Here’s a medium example along the same lines. My neighbor around the corner fell and hurt his back at work, and though he probably could have hired someone to mow his lawn, I decided to do it instead. I didn’t ask him for permission, but just mowed it one day. No one came outside and protested, so I did it again the next week.

It’s more than a couple of hours weeding, but it really isn’t a tremendous amount of time. My lawn is huge, so I spend an hour cutting my lawn every week. Mowing his added about fifteen minutes to my lawn-mowing. But that fifteen minutes were incredibly productive.

It made me feel good, and it made a positive contribution to his life, too. I probably mowed it twenty times during the summer. I didn’t mow it the next summer, but by then he was able to take care of it himself.

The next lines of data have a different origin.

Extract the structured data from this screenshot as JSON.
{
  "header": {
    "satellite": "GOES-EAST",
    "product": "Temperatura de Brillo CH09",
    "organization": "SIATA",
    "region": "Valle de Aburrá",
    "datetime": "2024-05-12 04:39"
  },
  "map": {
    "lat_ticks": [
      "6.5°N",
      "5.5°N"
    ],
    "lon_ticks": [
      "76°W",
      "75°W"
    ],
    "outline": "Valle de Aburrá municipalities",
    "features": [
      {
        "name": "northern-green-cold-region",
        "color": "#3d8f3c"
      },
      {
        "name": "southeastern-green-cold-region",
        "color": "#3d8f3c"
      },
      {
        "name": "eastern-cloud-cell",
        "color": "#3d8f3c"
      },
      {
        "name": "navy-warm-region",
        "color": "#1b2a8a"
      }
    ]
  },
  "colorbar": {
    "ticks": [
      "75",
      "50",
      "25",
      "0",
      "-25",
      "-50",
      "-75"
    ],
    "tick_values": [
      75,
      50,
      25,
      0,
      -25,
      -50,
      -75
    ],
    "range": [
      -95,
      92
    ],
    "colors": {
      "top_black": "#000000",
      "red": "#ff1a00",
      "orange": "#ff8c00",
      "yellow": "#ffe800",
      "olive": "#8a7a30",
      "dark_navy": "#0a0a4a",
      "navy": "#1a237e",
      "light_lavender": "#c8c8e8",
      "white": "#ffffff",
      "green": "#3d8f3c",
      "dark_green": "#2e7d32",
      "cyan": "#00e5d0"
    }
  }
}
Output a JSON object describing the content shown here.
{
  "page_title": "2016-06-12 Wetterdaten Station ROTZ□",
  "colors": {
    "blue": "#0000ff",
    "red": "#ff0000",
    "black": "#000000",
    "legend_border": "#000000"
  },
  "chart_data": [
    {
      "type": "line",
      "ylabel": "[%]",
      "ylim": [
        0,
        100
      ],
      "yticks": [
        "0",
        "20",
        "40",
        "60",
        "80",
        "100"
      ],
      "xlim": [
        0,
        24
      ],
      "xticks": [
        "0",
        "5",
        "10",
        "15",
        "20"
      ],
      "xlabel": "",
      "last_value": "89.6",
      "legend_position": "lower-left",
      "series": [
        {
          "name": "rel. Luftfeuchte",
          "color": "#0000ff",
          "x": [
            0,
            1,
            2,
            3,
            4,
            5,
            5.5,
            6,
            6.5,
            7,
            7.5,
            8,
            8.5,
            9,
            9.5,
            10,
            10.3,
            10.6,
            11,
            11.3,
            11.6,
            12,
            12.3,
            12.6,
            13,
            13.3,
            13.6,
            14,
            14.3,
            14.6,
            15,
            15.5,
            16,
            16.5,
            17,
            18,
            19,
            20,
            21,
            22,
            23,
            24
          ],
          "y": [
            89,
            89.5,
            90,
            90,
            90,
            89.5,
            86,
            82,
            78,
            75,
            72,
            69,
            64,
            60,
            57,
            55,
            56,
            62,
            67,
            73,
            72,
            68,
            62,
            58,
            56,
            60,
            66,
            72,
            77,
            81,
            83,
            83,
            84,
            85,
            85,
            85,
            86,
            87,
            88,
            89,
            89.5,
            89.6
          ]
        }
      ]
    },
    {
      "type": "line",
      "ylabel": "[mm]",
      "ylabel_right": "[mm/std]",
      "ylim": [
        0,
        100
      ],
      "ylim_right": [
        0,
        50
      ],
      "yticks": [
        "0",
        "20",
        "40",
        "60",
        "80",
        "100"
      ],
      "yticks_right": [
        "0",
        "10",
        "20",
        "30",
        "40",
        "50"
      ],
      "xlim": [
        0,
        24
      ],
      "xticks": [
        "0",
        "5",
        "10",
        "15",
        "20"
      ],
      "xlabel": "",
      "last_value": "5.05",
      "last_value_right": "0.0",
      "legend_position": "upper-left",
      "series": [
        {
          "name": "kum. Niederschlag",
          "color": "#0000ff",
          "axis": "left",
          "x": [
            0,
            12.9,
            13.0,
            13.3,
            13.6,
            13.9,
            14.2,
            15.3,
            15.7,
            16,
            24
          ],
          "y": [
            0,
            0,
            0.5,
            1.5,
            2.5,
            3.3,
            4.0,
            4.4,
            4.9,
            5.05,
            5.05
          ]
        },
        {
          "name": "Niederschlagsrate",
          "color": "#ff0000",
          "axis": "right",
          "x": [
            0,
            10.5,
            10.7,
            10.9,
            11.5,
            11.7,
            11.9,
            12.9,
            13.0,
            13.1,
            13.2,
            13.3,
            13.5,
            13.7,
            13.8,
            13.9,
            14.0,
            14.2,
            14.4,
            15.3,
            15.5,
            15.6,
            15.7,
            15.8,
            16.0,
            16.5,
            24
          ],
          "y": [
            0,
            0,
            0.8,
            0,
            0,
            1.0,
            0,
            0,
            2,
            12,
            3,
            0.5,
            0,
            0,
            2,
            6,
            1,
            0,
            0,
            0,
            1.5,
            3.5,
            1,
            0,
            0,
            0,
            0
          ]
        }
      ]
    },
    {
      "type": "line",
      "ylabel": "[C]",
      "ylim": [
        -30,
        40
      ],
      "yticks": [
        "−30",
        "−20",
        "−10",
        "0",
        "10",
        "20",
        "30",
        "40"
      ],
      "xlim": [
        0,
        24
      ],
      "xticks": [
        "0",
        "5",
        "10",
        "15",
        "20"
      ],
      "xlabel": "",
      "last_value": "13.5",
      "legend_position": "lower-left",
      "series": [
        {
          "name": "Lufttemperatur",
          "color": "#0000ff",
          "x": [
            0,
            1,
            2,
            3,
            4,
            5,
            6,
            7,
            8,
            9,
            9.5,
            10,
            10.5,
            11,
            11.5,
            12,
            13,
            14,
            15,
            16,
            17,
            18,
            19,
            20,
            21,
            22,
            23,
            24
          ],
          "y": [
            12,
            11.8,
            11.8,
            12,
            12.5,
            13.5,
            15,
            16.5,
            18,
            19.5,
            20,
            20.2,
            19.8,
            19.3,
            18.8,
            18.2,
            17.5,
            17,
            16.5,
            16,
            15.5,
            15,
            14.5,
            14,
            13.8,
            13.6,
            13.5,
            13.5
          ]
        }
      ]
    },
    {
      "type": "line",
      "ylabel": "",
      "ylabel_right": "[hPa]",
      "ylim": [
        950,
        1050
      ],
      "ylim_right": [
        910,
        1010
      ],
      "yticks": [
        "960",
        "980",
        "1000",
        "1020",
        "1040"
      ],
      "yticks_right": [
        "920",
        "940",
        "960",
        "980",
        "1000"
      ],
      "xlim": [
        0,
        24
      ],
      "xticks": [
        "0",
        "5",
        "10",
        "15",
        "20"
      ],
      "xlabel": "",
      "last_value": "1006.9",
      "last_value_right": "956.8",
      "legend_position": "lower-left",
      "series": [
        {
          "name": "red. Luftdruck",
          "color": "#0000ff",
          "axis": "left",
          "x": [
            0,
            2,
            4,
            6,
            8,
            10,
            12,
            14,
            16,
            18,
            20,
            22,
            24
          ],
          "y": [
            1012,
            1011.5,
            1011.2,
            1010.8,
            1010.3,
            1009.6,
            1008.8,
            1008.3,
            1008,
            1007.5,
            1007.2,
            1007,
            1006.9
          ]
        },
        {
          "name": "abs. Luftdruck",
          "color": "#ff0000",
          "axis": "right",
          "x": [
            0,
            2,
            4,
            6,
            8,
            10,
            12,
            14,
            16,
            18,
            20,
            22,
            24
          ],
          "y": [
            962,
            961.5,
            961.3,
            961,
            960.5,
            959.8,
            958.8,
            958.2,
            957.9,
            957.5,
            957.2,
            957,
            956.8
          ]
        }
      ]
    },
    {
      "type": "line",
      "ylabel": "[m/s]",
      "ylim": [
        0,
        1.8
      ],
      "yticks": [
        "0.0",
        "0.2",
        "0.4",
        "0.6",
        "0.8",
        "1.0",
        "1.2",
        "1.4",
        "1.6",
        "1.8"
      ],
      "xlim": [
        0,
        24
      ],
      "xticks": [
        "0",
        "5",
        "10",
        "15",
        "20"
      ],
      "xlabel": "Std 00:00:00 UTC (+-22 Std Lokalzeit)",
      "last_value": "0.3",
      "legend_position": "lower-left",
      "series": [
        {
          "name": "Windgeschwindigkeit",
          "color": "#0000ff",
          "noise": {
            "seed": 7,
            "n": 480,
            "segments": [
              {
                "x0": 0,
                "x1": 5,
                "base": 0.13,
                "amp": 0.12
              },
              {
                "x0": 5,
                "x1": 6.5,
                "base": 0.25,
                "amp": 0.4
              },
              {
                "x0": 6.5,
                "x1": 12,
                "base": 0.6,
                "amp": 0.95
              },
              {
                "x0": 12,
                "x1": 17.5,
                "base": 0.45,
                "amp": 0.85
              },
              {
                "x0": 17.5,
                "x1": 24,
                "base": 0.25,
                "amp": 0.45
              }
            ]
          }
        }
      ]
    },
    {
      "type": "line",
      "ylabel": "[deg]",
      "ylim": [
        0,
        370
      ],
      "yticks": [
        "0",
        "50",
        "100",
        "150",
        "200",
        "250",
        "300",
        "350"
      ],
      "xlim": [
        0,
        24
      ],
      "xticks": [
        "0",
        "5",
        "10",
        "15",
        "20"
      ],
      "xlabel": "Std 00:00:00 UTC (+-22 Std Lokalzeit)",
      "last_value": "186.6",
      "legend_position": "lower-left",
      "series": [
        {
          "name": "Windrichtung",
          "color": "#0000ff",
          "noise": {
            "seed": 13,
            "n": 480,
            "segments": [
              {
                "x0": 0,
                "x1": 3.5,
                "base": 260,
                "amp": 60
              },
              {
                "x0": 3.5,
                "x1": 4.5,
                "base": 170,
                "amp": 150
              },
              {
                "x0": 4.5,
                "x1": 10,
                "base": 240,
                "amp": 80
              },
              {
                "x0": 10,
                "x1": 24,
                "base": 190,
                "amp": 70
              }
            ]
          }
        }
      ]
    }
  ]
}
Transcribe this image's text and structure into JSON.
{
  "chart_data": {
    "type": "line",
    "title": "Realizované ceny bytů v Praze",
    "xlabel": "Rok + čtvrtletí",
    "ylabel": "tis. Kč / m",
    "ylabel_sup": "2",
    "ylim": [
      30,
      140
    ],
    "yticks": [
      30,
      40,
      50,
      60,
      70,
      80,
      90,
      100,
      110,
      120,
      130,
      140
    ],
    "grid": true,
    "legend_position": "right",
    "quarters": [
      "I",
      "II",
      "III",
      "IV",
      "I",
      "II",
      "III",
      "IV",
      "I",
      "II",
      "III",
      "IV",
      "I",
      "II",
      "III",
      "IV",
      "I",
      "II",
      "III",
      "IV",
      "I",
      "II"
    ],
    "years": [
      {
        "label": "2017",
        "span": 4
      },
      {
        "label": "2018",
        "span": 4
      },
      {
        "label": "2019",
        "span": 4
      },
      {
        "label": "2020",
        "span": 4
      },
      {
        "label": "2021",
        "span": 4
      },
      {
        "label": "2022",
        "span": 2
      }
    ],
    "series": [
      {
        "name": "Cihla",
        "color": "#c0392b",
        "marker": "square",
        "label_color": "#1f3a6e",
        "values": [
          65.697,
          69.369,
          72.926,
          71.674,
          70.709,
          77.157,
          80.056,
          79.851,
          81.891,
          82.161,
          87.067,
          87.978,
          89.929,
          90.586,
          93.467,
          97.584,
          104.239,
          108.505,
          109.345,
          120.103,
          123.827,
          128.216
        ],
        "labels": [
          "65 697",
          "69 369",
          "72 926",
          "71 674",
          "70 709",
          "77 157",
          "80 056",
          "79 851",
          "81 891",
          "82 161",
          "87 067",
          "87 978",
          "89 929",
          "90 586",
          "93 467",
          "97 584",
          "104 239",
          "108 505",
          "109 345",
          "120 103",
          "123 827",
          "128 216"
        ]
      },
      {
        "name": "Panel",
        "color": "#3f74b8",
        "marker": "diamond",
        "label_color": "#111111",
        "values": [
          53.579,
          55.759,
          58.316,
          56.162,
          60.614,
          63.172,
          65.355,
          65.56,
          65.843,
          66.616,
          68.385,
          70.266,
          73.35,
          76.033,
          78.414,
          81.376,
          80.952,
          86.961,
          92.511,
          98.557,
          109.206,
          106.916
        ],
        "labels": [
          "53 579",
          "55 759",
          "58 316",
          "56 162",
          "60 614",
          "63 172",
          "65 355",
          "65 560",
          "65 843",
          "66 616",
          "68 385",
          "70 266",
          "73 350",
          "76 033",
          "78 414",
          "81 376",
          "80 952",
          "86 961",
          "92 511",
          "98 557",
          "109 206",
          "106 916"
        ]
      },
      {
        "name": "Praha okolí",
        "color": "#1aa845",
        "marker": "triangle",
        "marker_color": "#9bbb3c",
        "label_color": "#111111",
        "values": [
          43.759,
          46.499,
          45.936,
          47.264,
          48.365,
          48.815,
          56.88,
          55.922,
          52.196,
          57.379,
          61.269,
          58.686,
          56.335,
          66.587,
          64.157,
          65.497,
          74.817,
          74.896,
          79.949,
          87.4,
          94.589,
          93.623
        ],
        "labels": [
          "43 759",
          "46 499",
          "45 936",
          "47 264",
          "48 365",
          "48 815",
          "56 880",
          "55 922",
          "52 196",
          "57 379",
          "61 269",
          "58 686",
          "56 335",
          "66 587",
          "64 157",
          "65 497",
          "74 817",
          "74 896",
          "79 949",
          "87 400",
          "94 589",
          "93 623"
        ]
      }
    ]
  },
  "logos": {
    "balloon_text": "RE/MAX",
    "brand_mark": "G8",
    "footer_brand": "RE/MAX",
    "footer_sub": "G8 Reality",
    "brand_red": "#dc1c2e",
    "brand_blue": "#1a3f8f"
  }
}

So the difference we make doesn’t have to be a lifetime commitment. It may be an afternoon weeding, or a summer mowing. I like to perform, and I feel my talents are best used when I get the chance to bring some of the characters from the stage to life for others. There is a great feeling when you perform, and it’s not just the endorphins rushing through your body. I feel at home on the stage, and delight in making people laugh.

But I don’t usually get paid to perform. I have acted in dozens of stage plays and musicals, and the majority of them have been my volunteered time. The venues do collect money for the performances, but most stages work with thread-bare margins so those would be wiped out by paying a salary. So most of the people I work with in stage productions are also not paid.

So perfecting a role for the stage is probably a medium effort, since it involves many weeks of rehearsals at night and on week-ends, plus the time spent during performances. The show I am currently doing started rehearsals about four months ago. We spent Tuesday, Wednesday and Thursday nights rehearsing, plus some time on Saturday mornings. As the performances approached, we were rehearsing every night for three or four hours. Now that the show is up, we are performing three times a week – about nine or ten hours total.

But the rewards of this kind of effort are off the scale in terms of returns. I am having the time of my life, playing a part I have really want to play. The theatre is enjoying the fruits of our labors, and may be able to continue as a community theatre for another fifty years. This kind of a contribution can extend into the future, but if it shut down tomorrow I would still have volunteered the time.

Plus the audiences get to see a good show – even if it is vain of me to say so. We are getting so many great plaudits from audience members I want to remind them they paid to come and see this and deserved a good show. But in some way, they know they are getting more than their money’s worth, and they want to acknowledge it.